Quelle contradiction déconcertante ! L’insincérité dans l’art élevée à la hauteur d’un dogme par un homme qui fut la sincérité et la probité mêmes dans son œuvre comme dans sa vie ! Flaubert a grossi ce paradoxe à plaisir. Mais qui ne sent qu’il y a là tout de même une part de vérité ? Paillons et pierres fausses ne font que souligner, plus lamentablement que le luxe véritable, la grotesque impuissance de notre effort vers la splendeur et la beauté. L’art le plus assoiffé de vérité échoue tristement devant l’expression des réalités les plus immédiates, celles qui sont le plus près de notre cœur. Il altère, malgré lui, jusqu’au cri de la douleur qui, pour être vraie, doit rester muette. C’est une erreur de dire :

Les chants désespérés sont les chants les plus beaux,
Et j’en sais d’immortels qui sont de purs sanglots.

Hélas ! les sanglots et les larmes, comme les extases et les joies, ne peuvent passer dans l’art qu’à la condition de se forcer et de mentir !

N’insistons point. La Tentation regorge d’idées, celles-là moins artificielles et moins voulues. Les unes sont bien à lui, elles tiennent au plus intime de sa nature d’artiste ; les autres — comme il arrive toujours chez les jeunes gens qui écrivent — lui viennent d’ailleurs et se sont imposées à sa mémoire.

De tous les maîtres de sa pensée, c’est Spinoza qui lui a le plus fourni. On peut dire que la première Tentation est tout imprégnée de l’Éthique. Et même nous ne connaissons pas, en français, d’exposé plus pénétrant ni plus éloquent des vérités essentielles du spinozisme, que ce beau dialogue entre le diable et saint Antoine, qui ouvre la troisième partie. Jusque dans la forme et dans l’agencement des scènes, il semble qu’on distingue encore une influence lointaine de la méthode spinoziste. Les visions de l’ascète se déroulent, s’engendrent et se détruisent les unes les autres, à la façon des modes, dans la Substance.

Pour Flaubert comme pour Spinoza, l’Univers se réduit à un jeu d’apparences, mais ces apparences sont réglées par un déterminisme qui exclut l’intervention du miracle et de la liberté humaine. Ce que nous appelons le Mal est aussi nécessaire que le Bien : il procède de la même cause et se manifeste selon les mêmes lois. Il naît, évolue et disparaît en vertu d’un ordre aussi inflexible que son contraire. Le meilleur n’a pas plus de raisons pour prolonger son existence que le pire. Toutes les civilisations, toutes les religions, — bonnes ou mauvaises, indistinctement, — ont subi le destin de la destruction inévitable. Le christianisme aussi mourra…

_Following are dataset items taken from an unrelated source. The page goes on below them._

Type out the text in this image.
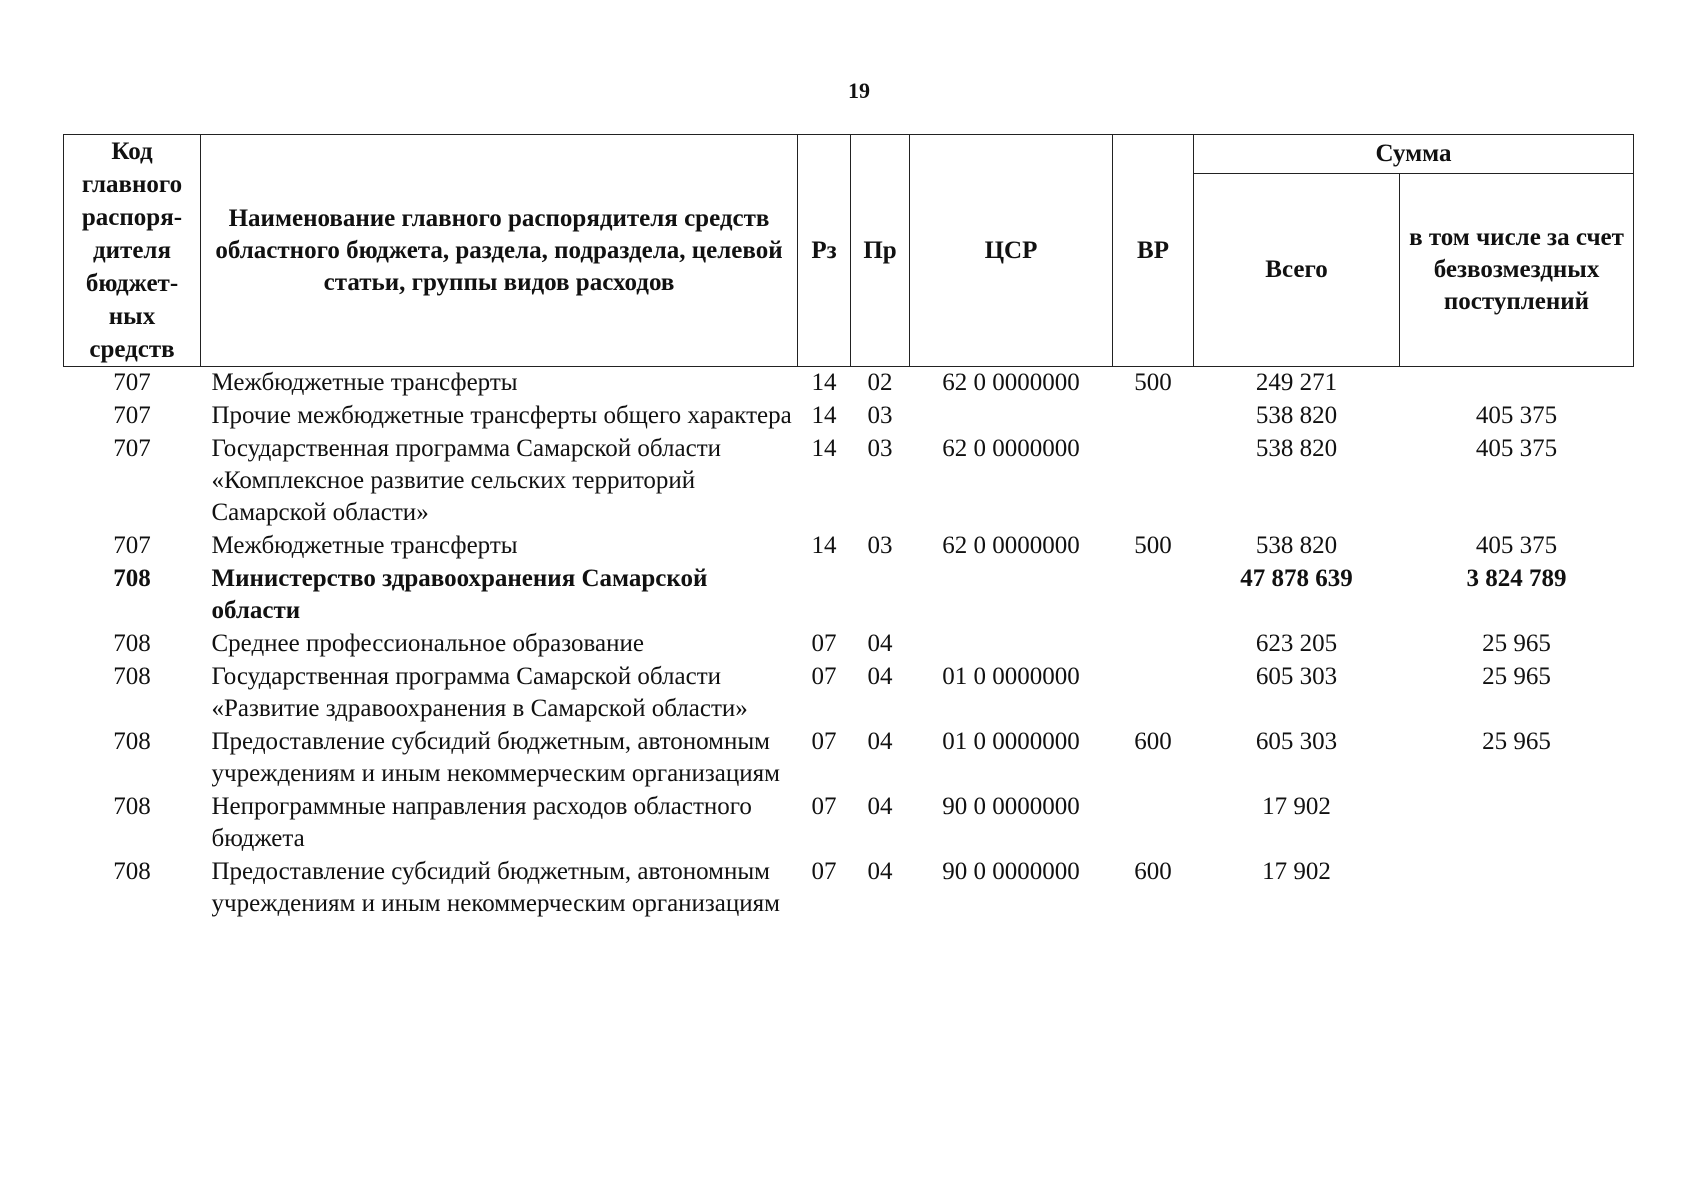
19
Код главного распоря-дителя бюджет-ных средств	Наименование главного распорядителя средств областного бюджета, раздела, подраздела, целевой статьи, группы видов расходов	Рз	Пр	ЦСР	ВР	Сумма	
						Всего	в том числе за счет безвозмездных поступлений
707	Межбюджетные трансферты	14	02	62 0 0000000	500	249 271	
707	Прочие межбюджетные трансферты общего характера	14	03			538 820	405 375
707	Государственная программа Самарской области «Комплексное развитие сельских территорий Самарской области»	14	03	62 0 0000000		538 820	405 375
707	Межбюджетные трансферты	14	03	62 0 0000000	500	538 820	405 375
708	Министерство здравоохранения Самарской области					47 878 639	3 824 789
708	Среднее профессиональное образование	07	04			623 205	25 965
708	Государственная программа Самарской области «Развитие здравоохранения в Самарской области»	07	04	01 0 0000000		605 303	25 965
708	Предоставление субсидий бюджетным, автономным учреждениям и иным некоммерческим организациям	07	04	01 0 0000000	600	605 303	25 965
708	Непрограммные направления расходов областного бюджета	07	04	90 0 0000000		17 902	
708	Предоставление субсидий бюджетным, автономным учреждениям и иным некоммерческим организациям	07	04	90 0 0000000	600	17 902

Et nous voici au cœur même du sujet. Comme dans une moralité du moyen âge, le sujet du Saint Antoine, c’est, d’une façon générale, le triomphe de la Foi sur l’Erreur, du Vice sur la Vertu, et, d’une façon particulière, le triomphe problématique, le salut d’une âme. Malgré les tentations, les suggestions dissolvantes qui l’assaillent, l’ermite sera-t-il sauvé ?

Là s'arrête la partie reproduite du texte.